Sunday, May 28, 2017

‘Sukhoi likely downed by cyber weapons’

Analysts based in the vicinity of New York and St Petersburg warn that the loss, days ago, of an advanced and mechanically certified as safe, Sukhoi 30 fighter aircraft, close to the border with China may be the result of “cyber-interference with the onboard computers” in the cockpit.
This may explain why even the pilots may have found it difficult to activate safety ejection mechanisms, once it became obvious that the aircraft was in serious trouble, as such mechanisms too could have been crippled by computer malfunctions induced from an outside source. They point to the apparent loss of five Army vehicles, “due (according to the authorities) to a misfired mortar strike” in the same zone, saying that a single mortar round would not have enough firepower to take out such a large number of vehicles. They add that the possibilities are that the damage may have been caused by a larger projectile guided by electronic systems that may have been interfered with during flight.
Given the range and complexity of cyber interference, the source of the attack could have been from thousands of kilometres or from only a few hundred metres away. These analysts warn that although India spends over Rs 200,000 crore on defence through the armed forces and another Rs 100,000 crore on security via police units, hardly Rs 4,700 crore gets spent on cyber capability.
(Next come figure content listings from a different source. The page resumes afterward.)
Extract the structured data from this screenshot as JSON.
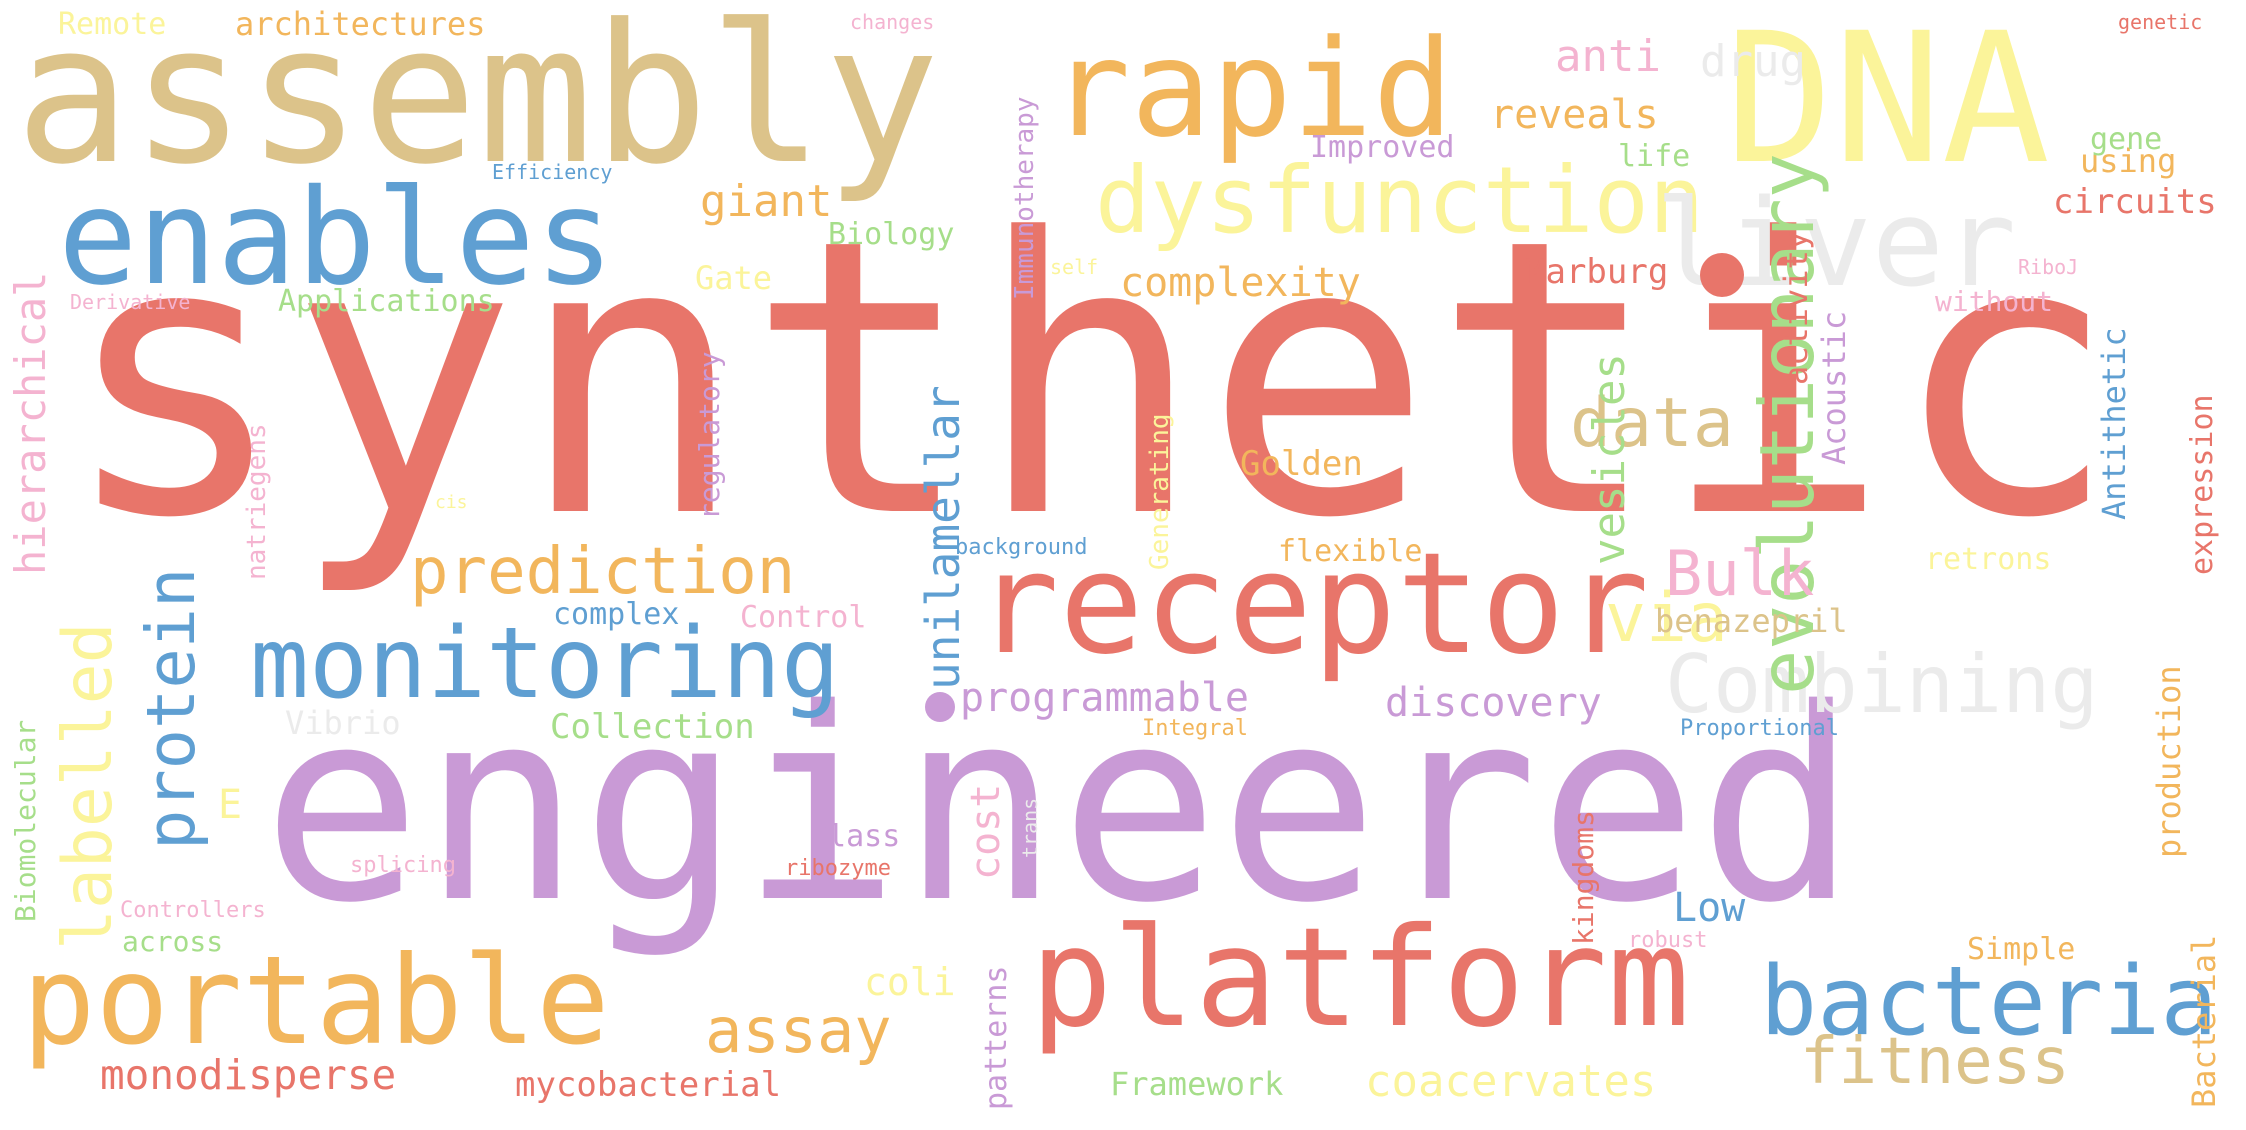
{
  "palette": {
    "red": "#e8756a",
    "purple": "#c99ad6",
    "tan": "#dcc38a",
    "orange": "#f2b65c",
    "blue": "#5f9fd2",
    "yellow": "#fbf49a",
    "pink": "#f4b3d0",
    "green": "#a6de8a",
    "lightgray": "#ebebeb"
  },
  "words": [
    {
      "text": "synthetic",
      "color": "red"
    },
    {
      "text": "engineered",
      "color": "purple"
    },
    {
      "text": "assembly",
      "color": "tan"
    },
    {
      "text": "DNA",
      "color": "yellow"
    },
    {
      "text": "rapid",
      "color": "orange"
    },
    {
      "text": "enables",
      "color": "blue"
    },
    {
      "text": "receptor",
      "color": "red"
    },
    {
      "text": "platform",
      "color": "red"
    },
    {
      "text": "portable",
      "color": "orange"
    },
    {
      "text": "monitoring",
      "color": "blue"
    },
    {
      "text": "dysfunction",
      "color": "yellow"
    },
    {
      "text": "liver",
      "color": "lightgray"
    },
    {
      "text": "bacteria",
      "color": "blue"
    },
    {
      "text": "Combining",
      "color": "lightgray"
    },
    {
      "text": "evolutionary",
      "color": "green"
    },
    {
      "text": "prediction",
      "color": "orange"
    },
    {
      "text": "protein",
      "color": "blue"
    },
    {
      "text": "fitness",
      "color": "tan"
    },
    {
      "text": "labelled",
      "color": "yellow"
    },
    {
      "text": "data",
      "color": "tan"
    },
    {
      "text": "via",
      "color": "yellow"
    },
    {
      "text": "Bulk",
      "color": "pink"
    },
    {
      "text": "assay",
      "color": "orange"
    },
    {
      "text": "hierarchical",
      "color": "pink"
    },
    {
      "text": "unilamellar",
      "color": "blue"
    },
    {
      "text": "vesicles",
      "color": "green"
    },
    {
      "text": "monodisperse",
      "color": "red"
    },
    {
      "text": "coacervates",
      "color": "yellow"
    },
    {
      "text": "programmable",
      "color": "purple"
    },
    {
      "text": "discovery",
      "color": "purple"
    },
    {
      "text": "complexity",
      "color": "orange"
    },
    {
      "text": "reveals",
      "color": "orange"
    },
    {
      "text": "giant",
      "color": "orange"
    },
    {
      "text": "drug",
      "color": "lightgray"
    },
    {
      "text": "anti",
      "color": "pink"
    },
    {
      "text": "mycobacterial",
      "color": "red"
    },
    {
      "text": "Marburg",
      "color": "red"
    },
    {
      "text": "cost",
      "color": "pink"
    },
    {
      "text": "Low",
      "color": "blue"
    },
    {
      "text": "coli",
      "color": "yellow"
    },
    {
      "text": "Golden",
      "color": "orange"
    },
    {
      "text": "Collection",
      "color": "green"
    },
    {
      "text": "complex",
      "color": "blue"
    },
    {
      "text": "Control",
      "color": "pink"
    },
    {
      "text": "benazepril",
      "color": "tan"
    },
    {
      "text": "Framework",
      "color": "green"
    },
    {
      "text": "patterns",
      "color": "purple"
    },
    {
      "text": "kingdoms",
      "color": "red"
    },
    {
      "text": "Antithetic",
      "color": "blue"
    },
    {
      "text": "expression",
      "color": "red"
    },
    {
      "text": "production",
      "color": "orange"
    },
    {
      "text": "Bacterial",
      "color": "orange"
    },
    {
      "text": "activity",
      "color": "red"
    },
    {
      "text": "Acoustic",
      "color": "purple"
    },
    {
      "text": "circuits",
      "color": "red"
    },
    {
      "text": "using",
      "color": "orange"
    },
    {
      "text": "gene",
      "color": "green"
    },
    {
      "text": "life",
      "color": "green"
    },
    {
      "text": "Improved",
      "color": "purple"
    },
    {
      "text": "Immunotherapy",
      "color": "purple"
    },
    {
      "text": "Biology",
      "color": "green"
    },
    {
      "text": "Gate",
      "color": "yellow"
    },
    {
      "text": "Applications",
      "color": "green"
    },
    {
      "text": "architectures",
      "color": "orange"
    },
    {
      "text": "Remote",
      "color": "yellow"
    },
    {
      "text": "changes",
      "color": "pink"
    },
    {
      "text": "genetic",
      "color": "red"
    },
    {
      "text": "Efficiency",
      "color": "blue"
    },
    {
      "text": "Derivative",
      "color": "pink"
    },
    {
      "text": "self",
      "color": "yellow"
    },
    {
      "text": "RiboJ",
      "color": "pink"
    },
    {
      "text": "without",
      "color": "pink"
    },
    {
      "text": "regulatory",
      "color": "purple"
    },
    {
      "text": "natriegens",
      "color": "pink"
    },
    {
      "text": "Generating",
      "color": "yellow"
    },
    {
      "text": "flexible",
      "color": "orange"
    },
    {
      "text": "background",
      "color": "blue"
    },
    {
      "text": "retrons",
      "color": "yellow"
    },
    {
      "text": "cis",
      "color": "yellow"
    },
    {
      "text": "Vibrio",
      "color": "lightgray"
    },
    {
      "text": "E",
      "color": "yellow"
    },
    {
      "text": "Integral",
      "color": "orange"
    },
    {
      "text": "Proportional",
      "color": "blue"
    },
    {
      "text": "Class",
      "color": "purple"
    },
    {
      "text": "trans",
      "color": "lightgray"
    },
    {
      "text": "Biomolecular",
      "color": "green"
    },
    {
      "text": "splicing",
      "color": "pink"
    },
    {
      "text": "ribozyme",
      "color": "red"
    },
    {
      "text": "Controllers",
      "color": "pink"
    },
    {
      "text": "across",
      "color": "green"
    },
    {
      "text": "robust",
      "color": "pink"
    },
    {
      "text": "Simple",
      "color": "orange"
    }
  ]
}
The analysts spoken to point out that almost all this gets expended on foreign vendors, rather than domestic producers. However, this reliance on foreign shores for defence and security is across the board, so far as capital expenditure is concerned, in contrast to China, which has almost entirely indigenised its capabilities over the past 15 years.
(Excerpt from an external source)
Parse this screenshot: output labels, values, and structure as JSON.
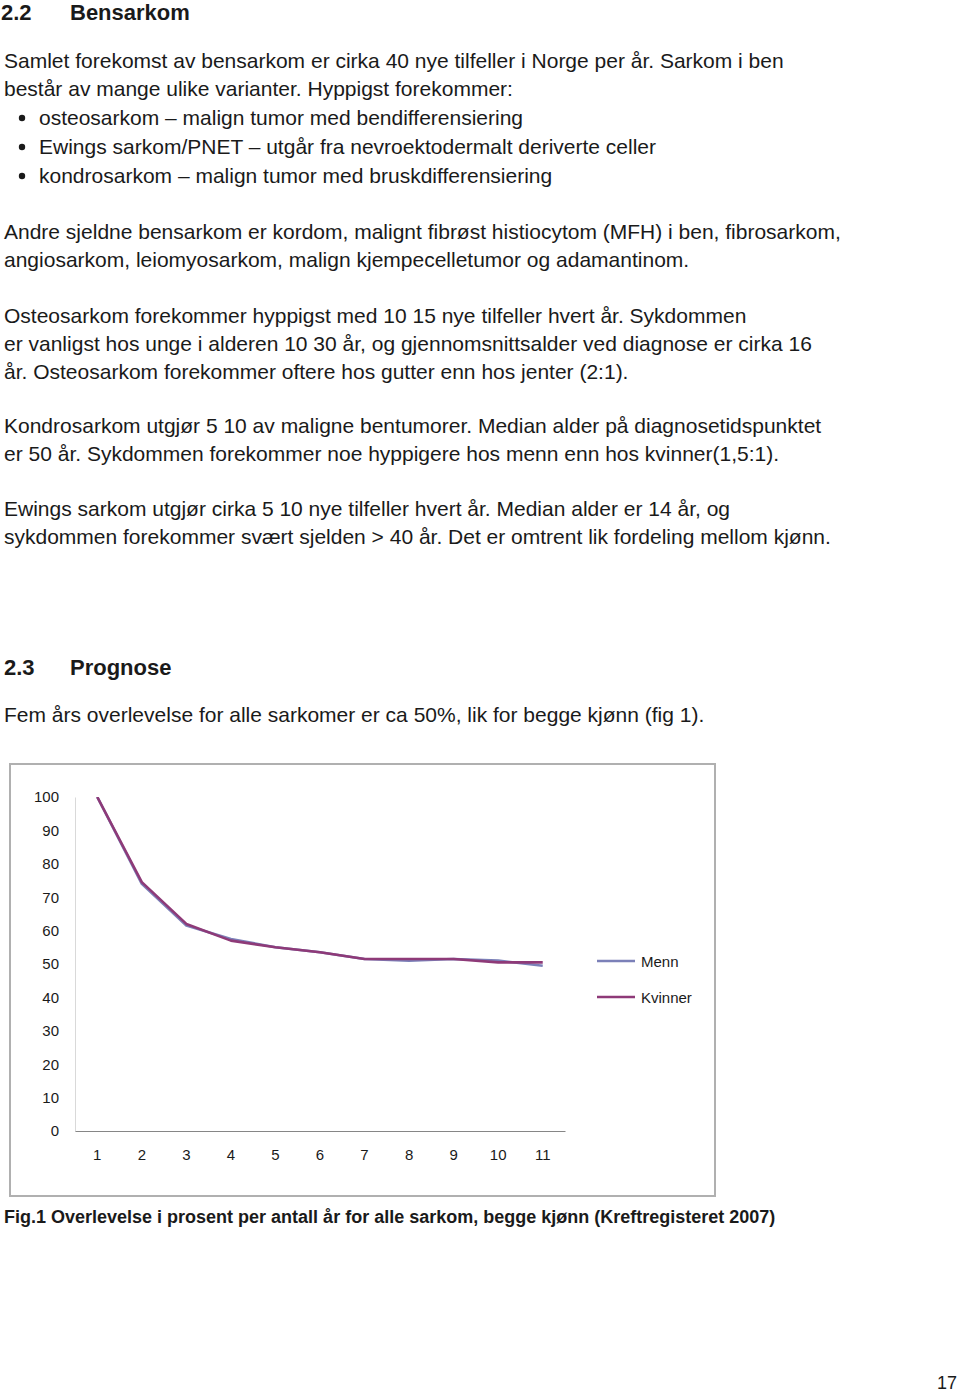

The international analysts spoken to, who are based in Russia and the United States, two of the four giants in the cyber field (the others being Israel and China), point to the devastating effect of the lightning shutdown of the Northern Power Grid on two separate occasions in August 2012. These were attributed by authorities to an “overdrawing” of power by Uttar Pradesh, omitting to consider the fact that such excess power consumption is routine, and that in the past, UP had withdrawn far more electricity from the grid than had been the case when it tripped. They say that it is probable that a cyber-related malfunction of a key gauge may have occurred, leading to the breakdown in supplies. It is pertinent to recall (to illustrate cyber capabilities) that it was at that time that the US and Israel introduced Stuxnet into even non-internet related control systems in the nuclear industry in Iran. As a consequence, the nuclear process gauges showed acceptable speeds, even while remote commands raised the speed of certain processes to unsafe levels, thereby leading to a shutdown in operations. Of course, they add that it is “next to impossible” that either the US or Israel were behind the Northern Grid power outage, although both have the capability to inflict such damage on essential civilian infrastructure, and that the Stuxnet example was only given as an illustration of the lethality of cyber weaponry.